11. Montage du liège et porte-moulinet
La poignée sera fabriquée avec des rondelles de liège collées puis tournées à la main selon la forme souhaitée.
Le porte-moulinet pourra être soit très simple avec une bague et un capot soit plus sophistiqué à vis (style Pezon & Michel / Ritz).Mais on trouve souvent sur ces cannes des porte moulinets en bois exotiques ou personnalisé avec d'autres matières (carbone , inox)
12. Ligatures et anneaux
Les anneaux seront serpentiformes ou en agate pour la pointe. En fait comme pour les ligatures chaque artisan pourra personnaliser la canne selon son goût ou celui de son client.
Une canne en bambou refendu reste un objet artisanal hautement technique, combinant rigidité, souplesse, mémoire de forme et esthétique unique. Et c'est pour cela que le prix de vente ne peut pas être bon marché. Il faut entre 80 et 100 heures de travail pour réaliser une canne..

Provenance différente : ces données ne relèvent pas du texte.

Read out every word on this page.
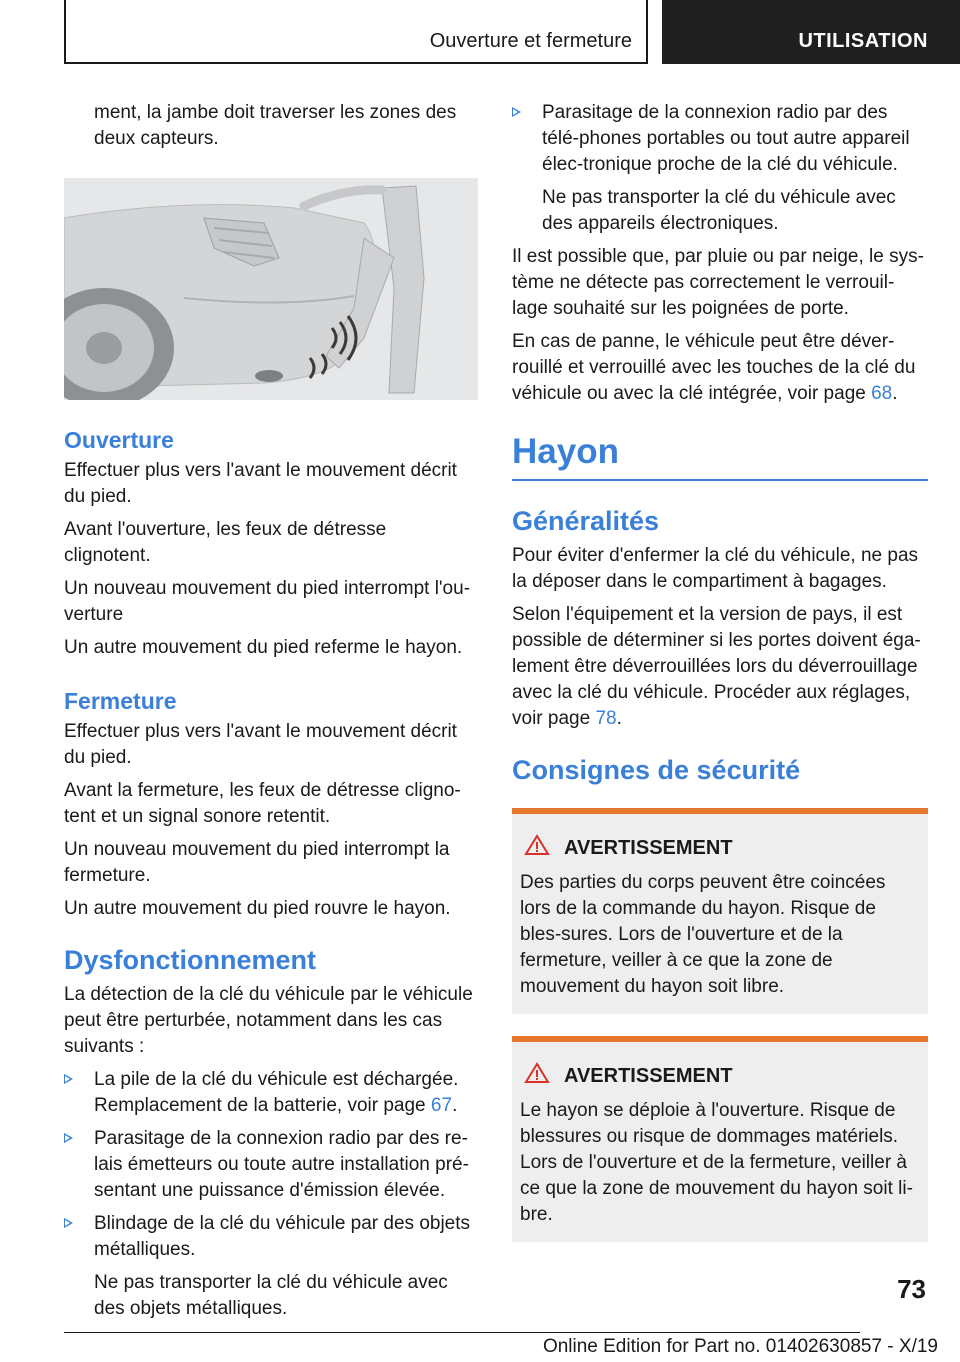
Ouverture et fermeture	UTILISATION

ment, la jambe doit traverser les zones des deux capteurs.

Ouverture

Effectuer plus vers l'avant le mouvement décrit du pied.

Avant l'ouverture, les feux de détresse clignotent.

Un nouveau mouvement du pied interrompt l'ou-verture

Un autre mouvement du pied referme le hayon.

Fermeture

Effectuer plus vers l'avant le mouvement décrit du pied.

Avant la fermeture, les feux de détresse cligno-tent et un signal sonore retentit.

Un nouveau mouvement du pied interrompt la fermeture.

Un autre mouvement du pied rouvre le hayon.

Dysfonctionnement

La détection de la clé du véhicule par le véhicule peut être perturbée, notamment dans les cas suivants :

La pile de la clé du véhicule est déchargée. Remplacement de la batterie, voir page 67.

Parasitage de la connexion radio par des re-lais émetteurs ou toute autre installation pré-sentant une puissance d'émission élevée.

Blindage de la clé du véhicule par des objets métalliques.

Ne pas transporter la clé du véhicule avec des objets métalliques.

Parasitage de la connexion radio par des télé-phones portables ou tout autre appareil élec-tronique proche de la clé du véhicule.

Ne pas transporter la clé du véhicule avec des appareils électroniques.

Il est possible que, par pluie ou par neige, le sys-tème ne détecte pas correctement le verrouil-lage souhaité sur les poignées de porte.

En cas de panne, le véhicule peut être déver-rouillé et verrouillé avec les touches de la clé du véhicule ou avec la clé intégrée, voir page 68.

Hayon
Généralités

Pour éviter d'enfermer la clé du véhicule, ne pas la déposer dans le compartiment à bagages.

Selon l'équipement et la version de pays, il est possible de déterminer si les portes doivent éga-lement être déverrouillées lors du déverrouillage avec la clé du véhicule. Procéder aux réglages, voir page 78.

Consignes de sécurité
AVERTISSEMENT

Des parties du corps peuvent être coincées lors de la commande du hayon. Risque de bles-sures. Lors de l'ouverture et de la fermeture, veiller à ce que la zone de mouvement du hayon soit libre.

AVERTISSEMENT

Le hayon se déploie à l'ouverture. Risque de blessures ou risque de dommages matériels. Lors de l'ouverture et de la fermeture, veiller à ce que la zone de mouvement du hayon soit li-bre.

73
Online Edition for Part no. 01402630857 - X/19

* Ce procédé est encore utilisé pour la fabrication de cannes à deux mains, destinées à la pêche du saumon ou de la truite de mer. En effet les techniques de lancer (spey cast , double spey cast ou switch) mettent en jeu des forces de torsion sur les cannes qui rapidement "usent" les viroles et du coup entraînent un jeu important entre les brins.